Soon after the Test series victory that broke a 28-year hoodoo, England captain Alastair Cook and Ashley Giles, the team’s new ODI coach, met during Christmas time to prepare for their trip to India.
A few days later, Cook spoke about how Giles was a father figure during his early days in the England team when the two played together.
“He was kind of a dad and looked after a lot of the younger players,” said Cook the other day.
Clearly, the captain was trying his best to make sure that Giles was offered a warm welcome into the team, and while doing so, he also conveyed the message that the side was very happy to have him as the coach.
This is the first time an international team is trying out different head coaches for different formats of cricket, and, clearly, Cook’s recipe helped Giles settle down fast in his new role after Andy Flower, the Team Director-cum-coach for Tests, helped England celebrate a rare Test series victory in India.
Cook and Giles have played their cards well over the last few days and it clearly showed in the team’s victory over world champion India in the first of the five-match Airtel ODI series in Rajkot on Friday.

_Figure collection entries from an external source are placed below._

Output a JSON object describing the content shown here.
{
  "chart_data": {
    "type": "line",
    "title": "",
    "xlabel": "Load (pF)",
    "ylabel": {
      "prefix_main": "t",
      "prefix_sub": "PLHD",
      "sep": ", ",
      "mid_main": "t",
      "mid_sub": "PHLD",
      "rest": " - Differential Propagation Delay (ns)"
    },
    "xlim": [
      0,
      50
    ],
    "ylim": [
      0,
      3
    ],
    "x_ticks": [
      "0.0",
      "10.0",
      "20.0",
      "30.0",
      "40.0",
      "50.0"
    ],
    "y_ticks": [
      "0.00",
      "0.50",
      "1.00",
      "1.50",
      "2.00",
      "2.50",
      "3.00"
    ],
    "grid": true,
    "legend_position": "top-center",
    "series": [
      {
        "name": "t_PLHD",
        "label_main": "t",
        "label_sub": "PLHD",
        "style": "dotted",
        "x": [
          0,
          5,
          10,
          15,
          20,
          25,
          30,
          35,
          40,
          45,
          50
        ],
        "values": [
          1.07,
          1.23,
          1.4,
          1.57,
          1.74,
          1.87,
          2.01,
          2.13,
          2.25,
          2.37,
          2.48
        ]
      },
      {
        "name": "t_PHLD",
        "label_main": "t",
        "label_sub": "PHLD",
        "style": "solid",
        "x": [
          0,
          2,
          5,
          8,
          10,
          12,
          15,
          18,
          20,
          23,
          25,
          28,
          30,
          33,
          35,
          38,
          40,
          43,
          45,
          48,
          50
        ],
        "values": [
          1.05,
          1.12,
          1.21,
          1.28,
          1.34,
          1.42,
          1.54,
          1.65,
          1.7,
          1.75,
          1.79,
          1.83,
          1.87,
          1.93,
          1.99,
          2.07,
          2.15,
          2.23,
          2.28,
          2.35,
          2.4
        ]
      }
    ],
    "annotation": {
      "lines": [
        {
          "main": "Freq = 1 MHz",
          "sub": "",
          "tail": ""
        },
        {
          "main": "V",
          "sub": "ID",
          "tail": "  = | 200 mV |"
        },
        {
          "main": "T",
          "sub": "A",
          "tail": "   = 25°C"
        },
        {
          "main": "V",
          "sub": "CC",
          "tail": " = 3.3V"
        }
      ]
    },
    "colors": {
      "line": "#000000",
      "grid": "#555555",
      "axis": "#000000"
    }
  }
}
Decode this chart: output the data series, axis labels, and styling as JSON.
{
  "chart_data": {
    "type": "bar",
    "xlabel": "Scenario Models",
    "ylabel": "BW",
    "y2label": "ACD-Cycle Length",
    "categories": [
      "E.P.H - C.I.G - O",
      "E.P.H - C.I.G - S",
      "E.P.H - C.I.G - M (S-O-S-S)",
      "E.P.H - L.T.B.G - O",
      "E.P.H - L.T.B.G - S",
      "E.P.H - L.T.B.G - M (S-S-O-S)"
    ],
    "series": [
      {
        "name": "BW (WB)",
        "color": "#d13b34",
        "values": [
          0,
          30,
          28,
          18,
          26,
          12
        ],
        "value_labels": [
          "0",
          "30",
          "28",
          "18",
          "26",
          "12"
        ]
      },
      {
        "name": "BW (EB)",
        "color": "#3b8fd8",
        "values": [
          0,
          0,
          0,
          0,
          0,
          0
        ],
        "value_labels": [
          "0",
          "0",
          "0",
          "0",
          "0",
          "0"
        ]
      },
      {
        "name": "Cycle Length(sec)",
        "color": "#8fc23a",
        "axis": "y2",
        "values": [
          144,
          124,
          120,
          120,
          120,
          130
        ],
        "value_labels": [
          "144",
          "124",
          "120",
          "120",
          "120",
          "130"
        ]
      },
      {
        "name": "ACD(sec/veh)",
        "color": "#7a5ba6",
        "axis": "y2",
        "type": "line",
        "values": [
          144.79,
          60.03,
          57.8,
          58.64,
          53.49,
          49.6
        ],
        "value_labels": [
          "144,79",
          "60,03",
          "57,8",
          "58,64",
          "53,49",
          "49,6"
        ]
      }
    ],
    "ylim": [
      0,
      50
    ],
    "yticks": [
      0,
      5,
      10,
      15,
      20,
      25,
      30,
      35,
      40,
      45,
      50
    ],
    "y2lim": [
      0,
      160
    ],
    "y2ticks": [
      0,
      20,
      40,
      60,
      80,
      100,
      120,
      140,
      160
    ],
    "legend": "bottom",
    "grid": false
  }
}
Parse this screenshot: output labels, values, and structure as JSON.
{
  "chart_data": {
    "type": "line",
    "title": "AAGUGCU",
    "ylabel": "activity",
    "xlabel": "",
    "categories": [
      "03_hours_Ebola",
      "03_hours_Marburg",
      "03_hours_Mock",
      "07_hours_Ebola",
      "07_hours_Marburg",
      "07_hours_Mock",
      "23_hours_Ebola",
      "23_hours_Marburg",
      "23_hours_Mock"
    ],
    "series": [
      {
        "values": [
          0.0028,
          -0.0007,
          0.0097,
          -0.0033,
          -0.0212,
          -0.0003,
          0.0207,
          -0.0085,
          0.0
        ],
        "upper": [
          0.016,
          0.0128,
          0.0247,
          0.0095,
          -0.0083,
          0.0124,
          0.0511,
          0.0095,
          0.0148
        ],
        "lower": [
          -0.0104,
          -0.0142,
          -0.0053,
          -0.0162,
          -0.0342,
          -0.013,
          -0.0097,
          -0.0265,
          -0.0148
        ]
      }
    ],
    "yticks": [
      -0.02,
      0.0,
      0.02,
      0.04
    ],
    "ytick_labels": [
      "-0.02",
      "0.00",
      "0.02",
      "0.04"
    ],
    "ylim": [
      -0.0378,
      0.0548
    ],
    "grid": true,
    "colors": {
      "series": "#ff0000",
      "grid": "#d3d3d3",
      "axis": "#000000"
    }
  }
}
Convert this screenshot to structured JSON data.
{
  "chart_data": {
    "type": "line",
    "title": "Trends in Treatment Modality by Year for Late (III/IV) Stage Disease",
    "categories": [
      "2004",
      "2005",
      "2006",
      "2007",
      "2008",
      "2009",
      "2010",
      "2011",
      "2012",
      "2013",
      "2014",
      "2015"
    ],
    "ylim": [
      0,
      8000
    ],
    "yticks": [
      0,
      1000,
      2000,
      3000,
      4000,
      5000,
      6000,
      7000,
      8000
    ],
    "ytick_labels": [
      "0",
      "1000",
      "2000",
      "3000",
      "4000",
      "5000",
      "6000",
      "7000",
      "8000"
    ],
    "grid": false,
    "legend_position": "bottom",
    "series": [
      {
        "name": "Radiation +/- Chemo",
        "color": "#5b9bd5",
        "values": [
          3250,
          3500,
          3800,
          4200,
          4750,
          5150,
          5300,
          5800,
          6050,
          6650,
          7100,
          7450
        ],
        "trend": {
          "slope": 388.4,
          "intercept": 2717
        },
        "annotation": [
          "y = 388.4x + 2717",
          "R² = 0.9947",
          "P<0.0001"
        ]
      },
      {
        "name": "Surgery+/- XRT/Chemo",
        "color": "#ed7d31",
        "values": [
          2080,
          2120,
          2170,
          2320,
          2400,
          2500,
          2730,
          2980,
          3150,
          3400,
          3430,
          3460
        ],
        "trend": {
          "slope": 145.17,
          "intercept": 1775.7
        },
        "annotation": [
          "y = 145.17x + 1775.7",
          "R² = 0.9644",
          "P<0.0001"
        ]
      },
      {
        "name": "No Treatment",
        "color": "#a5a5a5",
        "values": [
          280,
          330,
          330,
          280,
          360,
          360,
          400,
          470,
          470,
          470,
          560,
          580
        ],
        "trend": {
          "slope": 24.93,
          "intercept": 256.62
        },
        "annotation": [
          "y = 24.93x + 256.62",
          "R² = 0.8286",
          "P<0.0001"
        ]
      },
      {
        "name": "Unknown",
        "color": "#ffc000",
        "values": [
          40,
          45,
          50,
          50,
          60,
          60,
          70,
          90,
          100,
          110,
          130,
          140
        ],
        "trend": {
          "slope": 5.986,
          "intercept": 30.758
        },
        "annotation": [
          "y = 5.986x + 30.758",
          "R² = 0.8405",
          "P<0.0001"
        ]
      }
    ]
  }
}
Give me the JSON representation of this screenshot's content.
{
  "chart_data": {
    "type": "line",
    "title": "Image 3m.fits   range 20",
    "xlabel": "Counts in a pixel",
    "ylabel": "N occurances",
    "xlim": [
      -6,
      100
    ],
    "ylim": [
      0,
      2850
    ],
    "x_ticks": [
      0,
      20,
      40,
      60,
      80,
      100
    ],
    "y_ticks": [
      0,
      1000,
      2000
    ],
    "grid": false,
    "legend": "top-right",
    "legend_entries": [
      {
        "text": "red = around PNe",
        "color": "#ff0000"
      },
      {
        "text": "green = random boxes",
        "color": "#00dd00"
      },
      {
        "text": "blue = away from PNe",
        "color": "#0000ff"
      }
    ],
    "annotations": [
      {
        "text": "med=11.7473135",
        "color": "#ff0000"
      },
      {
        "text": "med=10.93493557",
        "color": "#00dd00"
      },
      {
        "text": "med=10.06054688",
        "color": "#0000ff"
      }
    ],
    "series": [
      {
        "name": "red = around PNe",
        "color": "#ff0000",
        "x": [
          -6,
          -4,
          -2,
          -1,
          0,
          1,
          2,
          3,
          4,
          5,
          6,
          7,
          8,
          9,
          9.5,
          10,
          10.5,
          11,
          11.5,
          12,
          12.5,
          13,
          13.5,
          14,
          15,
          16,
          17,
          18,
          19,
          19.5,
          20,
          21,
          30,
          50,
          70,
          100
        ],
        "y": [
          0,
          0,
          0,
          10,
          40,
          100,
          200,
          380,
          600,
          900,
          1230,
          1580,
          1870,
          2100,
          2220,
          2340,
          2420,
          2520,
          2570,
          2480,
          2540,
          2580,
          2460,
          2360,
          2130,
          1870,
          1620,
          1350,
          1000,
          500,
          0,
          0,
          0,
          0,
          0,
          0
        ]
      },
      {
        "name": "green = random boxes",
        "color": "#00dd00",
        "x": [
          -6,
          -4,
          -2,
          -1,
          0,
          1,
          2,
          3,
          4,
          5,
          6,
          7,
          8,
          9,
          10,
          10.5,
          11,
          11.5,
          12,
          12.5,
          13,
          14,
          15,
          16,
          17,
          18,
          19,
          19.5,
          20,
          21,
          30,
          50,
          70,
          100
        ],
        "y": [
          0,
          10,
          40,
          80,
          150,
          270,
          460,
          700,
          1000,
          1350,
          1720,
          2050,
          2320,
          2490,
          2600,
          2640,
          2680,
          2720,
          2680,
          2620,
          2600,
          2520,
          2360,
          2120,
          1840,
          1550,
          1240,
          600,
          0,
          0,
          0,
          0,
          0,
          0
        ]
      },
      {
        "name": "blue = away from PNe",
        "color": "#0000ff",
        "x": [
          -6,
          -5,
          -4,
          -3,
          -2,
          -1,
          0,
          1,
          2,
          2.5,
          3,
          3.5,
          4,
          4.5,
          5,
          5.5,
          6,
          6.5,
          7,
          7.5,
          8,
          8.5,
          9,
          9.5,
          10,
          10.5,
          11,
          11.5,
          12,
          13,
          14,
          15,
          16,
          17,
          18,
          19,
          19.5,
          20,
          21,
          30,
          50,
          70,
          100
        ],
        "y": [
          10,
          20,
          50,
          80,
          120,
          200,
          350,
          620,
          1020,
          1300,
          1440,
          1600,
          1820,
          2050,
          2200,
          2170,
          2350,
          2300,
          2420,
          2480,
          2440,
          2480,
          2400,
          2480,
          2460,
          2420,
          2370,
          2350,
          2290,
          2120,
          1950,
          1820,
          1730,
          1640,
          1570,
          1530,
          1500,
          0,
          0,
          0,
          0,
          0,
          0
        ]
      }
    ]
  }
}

The world’s top-ranked Englishmen were a confident lot as they landed in Kochi on Saturday evening for Tuesday’s second ODI at the Jawaharlal Nehru Stadium here.
Cook could have an excellent career as a motivational speaker in future.
For, he came out with some high-energy talk to his boys over the last few days.
The Test series victory has inspired him and he passed this energy nicely on to his team.
Just a couple of days ago, Cook offered the Champions Trophy lure to his young players to bring out their best in the one-dayers against India.
England is hosting the Champions Trophy, virtually a mini World Cup, in June and the captain told his boys that berths in the national team for the event were on offer.
“I don’t know how many places are up for grabs but I would say a lot of them are,” he said.
He spiced it up saying England had not won an ICC 50-over event so far and the Champions Trophy was a fine opportunity since England was playing at home.
Contrast this with the conditions in the Indian team.
There were calls for Mahendra Singh Dhoni to give up captaincy of limited-over cricket just before this ODI series began.
And there was talk that the captain and team coach Zimbabwean Duncan Fletcher were not talking much after matches.
Well, England has been through fire and hell too.
Just four months ago, the England team faced a huge crisis and its top star, South Africa-born Kevin Pietersen was at the centre of a controversy.
Pietersen had sent provocative text messages regarding England’s then captain Andrew Strauss to South African players after the second Test between the two teams in Headingley.
Pietersen was dropped from the team after that, stripped of his central contract, kept out of the World Twenty20 in Sri Lanka — Pietersen had won the best player award in the previous World T20 which England won in 2010 — and his future with the English team was in doubt.
Suddenly, Pietersen had become the divisive figure in the team.
Cook and Giles went out of their way and used the right words to see that Pietersen felt at home after he tendered an apology and was brought back into the side.
Pietersen, with 77, was England’s top star when the team last played India in Kochi in April 2006.
The team will now look to him to produce a few more big ones as it works to win a bilateral ODI series in the country after 27 years.